Operation of the International Criminal Court Act

The International Criminal Court Act establishes mechanisms to facilitate Australia's compliance with its obligations under the Rome Statute of the International Criminal Court (the Rome Statute), including those relating to the provision of investigative assistance and the arrest and surrender of suspects.

The crimes over which the ICC can currently exercise jurisdiction—genocide, war crimes and crimes against humanity—are criminalised under Australia's domestic law and, in each instance, apply whether or not the alleged offence occurs in Australia and regardless of whether the alleged offender is an Australian national.

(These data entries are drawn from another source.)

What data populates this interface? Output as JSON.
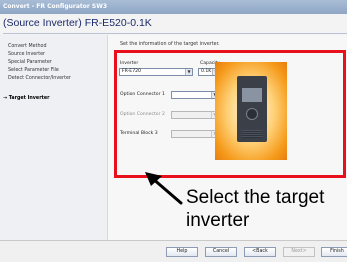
{
  "window": {
    "title": "Convert - FR Configurator SW3",
    "page_title": "(Source Inverter) FR-E520-0.1K"
  },
  "sidebar": {
    "items": [
      {
        "label": "Convert Method"
      },
      {
        "label": "Source Inverter"
      },
      {
        "label": "Special Parameter"
      },
      {
        "label": "Select Parameter File"
      },
      {
        "label": "Detect Connector/Inverter"
      },
      {
        "label": "Target Inverter",
        "active": true
      }
    ]
  },
  "main": {
    "instruction": "Set the information of the target inverter.",
    "inverter": {
      "label": "Inverter",
      "value": "FR-E720"
    },
    "capacity": {
      "label": "Capacity",
      "value": "0.1K"
    },
    "option_connector_1": {
      "label": "Option Connector 1",
      "value": ""
    },
    "option_connector_2": {
      "label": "Option Connector 2",
      "value": ""
    },
    "terminal_block_3": {
      "label": "Terminal Block 3",
      "value": ""
    }
  },
  "callout": {
    "line1": "Select the target",
    "line2": "inverter",
    "color": "#e8101b"
  },
  "footer": {
    "buttons": [
      {
        "label": "Help"
      },
      {
        "label": "Cancel"
      },
      {
        "label": "<Back"
      },
      {
        "label": "Next>"
      },
      {
        "label": "Finish"
      }
    ]
  }
}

Under the Rome Statute a case will be inadmissible before the ICC if the relevant conduct is being investigated or prosecuted by national authorities, unless those national authorities are unwilling or genuinely unable to carry out the investigation or prosecution. Australian authorities can therefore investigate and prosecute crimes within the ICC's jurisdiction, allowing Australia to retain primary jurisdiction over such crimes that are alleged to have been committed in Australian territory or by Australian citizens. The Rome Statute does not affect the right of Australia to exercise primary jurisdiction over these crimes.

Operation of the International Criminal Court

The Rome Statute entered into force generally on 1 July 2002, and for Australia on 1 September 2002. At the end of the reporting year, 122 countries were States Parties to the Rome Statute. The ICC, which is based in The Hague in the Netherlands, is the first permanent international court capable of investigating and prosecuting the most serious crimes of international concern. Its jurisdiction is currently limited to the crimes of genocide, crimes against humanity and war crimes, and is confined to crimes committed after the Rome Statute entered into force.

Amendments to the Rome Statute to activate the ICC's jurisdiction over the crime of aggression were agreed by States Parties in 2010. The crime of aggression attaches individual criminal responsibility to certain state acts of aggression. An act of aggression is defined under the Rome Statute as the use of armed force by a state against the sovereignty, territorial integrity or political independence of another state, or in any other manner inconsistent with the UN Charter. The jurisdiction of the ICC over the crime of aggression will commence following ratification by at least 30 parties and a further decision of the Assembly of States Parties to be taken after 1 January 2017.

During the year, Australia (the Department of Foreign Affairs and Trade) participated in the twelfth session of the Assembly of States Parties, held from 20–28 November 2013. At the twelfth session, the Assembly of States Parties adopted eight resolutions on:

  • the 2014 budget
  • permanent premises
  • cooperation with the court
  • complementarity
  • victims and reparations
  • the Independent Oversight Mechanism
  • amendment to the Rules of Procedure and Evidence
  • strengthening the ICC and the Assembly of States Parties.

The next session of the Assembly of States Parties will be held in New York from 8–17 December 2014.

During the year the ICC continued a number of judicial proceedings in respect of situations in each of the Democratic Republic of Congo, the Central African Republic, Libya, Cote d'Ivoire, Kenya, Uganda, the Sudan and Mali. These proceedings currently range from investigation to appeal stages and predominately address cases of war crimes and crimes against humanity. The prosecutor has also opened a preliminary examination into the situation in the Ukraine.

Impact on Australia's legal system

During the reporting year, the operations of the ICC had no discernible impact on Australia's legal system. The future impact of ICC operations is expected to depend on the number of active prosecutions and investigations undertaken as well as the number and nature of requests for assistance received by Australia.